Mais ce n’est pas le cas de Donald Trump. Quand il est passé sur Fox News, vendredi, il a blâmé « l’extrême gauche » en affirmant que les radicaux de droite eux, ne souhaitaient qu’un pays débarrassé de sa criminalité. Cette manière binaire et exagérée à rapprocher, me semble-t-il, de ses propos après l’attentat à Charlottesville, en août 2017. L’extrême droite avait manifesté pour protester contre le déboulonnement de la statue du général confédéré, Robert Lee. Plus tard, un néonazi avait foncé dans la foule, tuant une contre-manifestante. Donald Trump avait déclaré qu’il y avait des gens très bien des deux côtés et que la seule extrême droite n’était pas à pointer du doigt.

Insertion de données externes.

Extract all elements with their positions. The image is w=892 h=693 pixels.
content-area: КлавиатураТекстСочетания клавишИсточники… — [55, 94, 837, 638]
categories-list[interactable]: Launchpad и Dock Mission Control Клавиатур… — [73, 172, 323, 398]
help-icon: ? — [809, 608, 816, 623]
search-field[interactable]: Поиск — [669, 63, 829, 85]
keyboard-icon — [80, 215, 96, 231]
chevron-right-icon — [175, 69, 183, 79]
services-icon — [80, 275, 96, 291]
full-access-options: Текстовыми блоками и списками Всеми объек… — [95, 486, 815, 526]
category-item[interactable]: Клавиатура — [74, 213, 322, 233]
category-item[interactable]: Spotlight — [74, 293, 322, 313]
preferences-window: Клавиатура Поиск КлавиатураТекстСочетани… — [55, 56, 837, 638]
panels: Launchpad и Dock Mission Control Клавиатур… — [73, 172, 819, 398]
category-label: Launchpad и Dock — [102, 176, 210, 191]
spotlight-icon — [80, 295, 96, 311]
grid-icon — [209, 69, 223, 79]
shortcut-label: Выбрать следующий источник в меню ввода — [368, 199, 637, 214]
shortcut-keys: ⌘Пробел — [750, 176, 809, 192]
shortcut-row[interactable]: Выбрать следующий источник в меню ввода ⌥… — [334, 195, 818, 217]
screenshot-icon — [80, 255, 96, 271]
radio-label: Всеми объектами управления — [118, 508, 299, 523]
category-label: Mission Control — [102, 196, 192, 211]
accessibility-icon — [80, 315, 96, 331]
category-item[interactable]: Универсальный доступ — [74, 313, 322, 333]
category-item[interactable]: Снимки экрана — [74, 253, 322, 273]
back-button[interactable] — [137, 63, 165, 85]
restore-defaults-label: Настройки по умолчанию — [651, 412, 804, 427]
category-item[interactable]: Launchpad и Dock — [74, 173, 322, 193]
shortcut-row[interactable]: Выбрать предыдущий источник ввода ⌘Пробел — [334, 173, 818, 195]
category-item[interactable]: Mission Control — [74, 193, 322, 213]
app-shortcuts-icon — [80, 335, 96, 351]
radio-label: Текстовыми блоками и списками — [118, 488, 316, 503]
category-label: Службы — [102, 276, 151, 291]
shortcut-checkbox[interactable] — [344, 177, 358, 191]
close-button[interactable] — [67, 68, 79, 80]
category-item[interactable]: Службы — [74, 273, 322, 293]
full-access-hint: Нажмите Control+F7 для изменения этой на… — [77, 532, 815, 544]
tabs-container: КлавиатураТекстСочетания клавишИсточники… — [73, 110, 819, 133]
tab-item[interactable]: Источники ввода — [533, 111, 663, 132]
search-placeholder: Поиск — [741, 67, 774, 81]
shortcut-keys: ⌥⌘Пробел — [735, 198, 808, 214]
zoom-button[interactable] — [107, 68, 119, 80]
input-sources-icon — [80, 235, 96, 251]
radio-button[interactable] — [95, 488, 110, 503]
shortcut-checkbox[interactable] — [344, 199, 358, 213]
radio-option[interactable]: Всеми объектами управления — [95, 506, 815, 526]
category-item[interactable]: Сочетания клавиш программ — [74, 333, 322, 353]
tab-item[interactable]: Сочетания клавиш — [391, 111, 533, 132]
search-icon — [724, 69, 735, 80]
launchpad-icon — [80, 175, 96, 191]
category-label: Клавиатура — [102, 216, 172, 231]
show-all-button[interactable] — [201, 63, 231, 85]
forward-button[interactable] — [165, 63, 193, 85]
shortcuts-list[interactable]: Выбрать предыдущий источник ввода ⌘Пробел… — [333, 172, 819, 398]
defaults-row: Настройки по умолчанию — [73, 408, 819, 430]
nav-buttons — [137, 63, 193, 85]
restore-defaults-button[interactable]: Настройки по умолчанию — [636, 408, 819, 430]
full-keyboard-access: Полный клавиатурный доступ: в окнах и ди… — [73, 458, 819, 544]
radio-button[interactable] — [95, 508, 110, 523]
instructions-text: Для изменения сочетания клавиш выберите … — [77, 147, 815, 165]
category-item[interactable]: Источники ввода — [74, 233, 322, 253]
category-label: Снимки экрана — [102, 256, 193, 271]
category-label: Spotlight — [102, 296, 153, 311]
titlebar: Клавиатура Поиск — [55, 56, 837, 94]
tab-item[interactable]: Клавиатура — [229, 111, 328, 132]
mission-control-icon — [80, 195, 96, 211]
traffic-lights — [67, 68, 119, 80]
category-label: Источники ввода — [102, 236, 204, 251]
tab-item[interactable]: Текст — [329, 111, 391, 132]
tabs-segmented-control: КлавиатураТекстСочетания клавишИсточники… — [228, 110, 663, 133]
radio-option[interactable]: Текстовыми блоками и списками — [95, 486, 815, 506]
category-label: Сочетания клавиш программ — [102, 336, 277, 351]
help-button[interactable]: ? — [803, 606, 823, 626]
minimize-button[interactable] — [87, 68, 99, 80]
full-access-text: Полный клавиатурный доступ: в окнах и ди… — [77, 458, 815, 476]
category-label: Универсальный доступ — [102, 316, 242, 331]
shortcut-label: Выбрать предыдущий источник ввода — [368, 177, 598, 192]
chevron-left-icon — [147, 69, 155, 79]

Au cours de la manifestation d’extrême droite organisée samedi 13 septembre en Angleterre, Elon Musk a pris la parole en vidéo. Il s’est adressé à la foule en disant : « Que vous choisissiez ou non la violence, la violence viendra à vous. Soit vous ripostez, soit vous mourez. » Comment comprenez-vous ce propos, alors que Musk continue d’irradier au sein des Maga ?
Cela s’inscrit tout à fait dans ce climat de vengeance et de préparation à la guerre civile dont je parlais plus tôt. Depuis la mort de Charlie Kirk, un grand mouvement s’est levé au sein de la droite trumpiste : il consiste à dresser des listes de personnes qui se sont réjouies ou qui ont fait du sarcasme sur la mort de Charlie Kirk. Ces messages sont recensés et envoyés par des internautes trumpistes au FBI ou à leur employeur pour qu’ils soient virés.
La communauté Maga se sent légitime de répondre aussi violemment que possible.
En ayant un président américain qui non seulement valide, mais inscrit lui-même sa vision des choses dans le débat public, et des médias comme Fox News qui s’en font les meilleurs relais, la communauté Maga se sent légitime de répondre aussi violemment que possible. Certains internautes se disent même qu’ils ont leur « Reichstag », faisant référence à l’incendie du palais où siège le parlement allemand en février 1933 et que les nazis ont attribué aux communistes. Ils considèrent qu’il est d’autant plus justifié, au vu de la cruauté de l’assassinat de Charles Kirk, d’avoir des mesures encore plus autoritaires. Voire, de lancer des vendettas. Dans l’Utah, on a retrouvé une voiture de la presse locale qui a été piégée.
Tout ceci se produit dans un contexte où, en 2024, Donald Trump a été la cible de deux tentatives de meurtre, il y a quelques mois, la résidence du gouverneur démocrate de Pennsylvanie qui a été incendiée, en juin, une élue démocrate et son conjoint·e ont été assassinés chez eux, dans leur domicile, tandis qu’un autre élu démocrati et sa femme ont été blessés. Et en parallèle, les fusillades de masse continuent. Au moment même où l’on a appris la mort de Charlie Kirk, l’une d’entre elles était en cours dans le Colorado. La violence est omniprésente dans la société, dans les discours, comme dans les actes, qui ne concernent pas que des personnalités célèbres.
La mort de Charlie Kirk mobilise-t-elle des débats sur la circulation des armes, relativement habituels lorsqu’il s’agit de tueries de masse ?
Pas vraiment : la droite américaine et le lobby des armes ne changeront jamais d’avis, que ce soit suite à l’assassinat de l’un des leurs ou après une tuerie dans un établissement scolaire menée par quelqu’un qui n’aurait jamais dû avoir une arme entre les mains. Ce sujet est bloqué depuis des années. Il fait d’ailleurs partie de la guerre culturelle en cours et Charlie Kirk était un ardent défenseur du port d’armes. C’était d’ailleurs ce sujet qu’il abordait quelques secondes avant de se faire tirer dessus.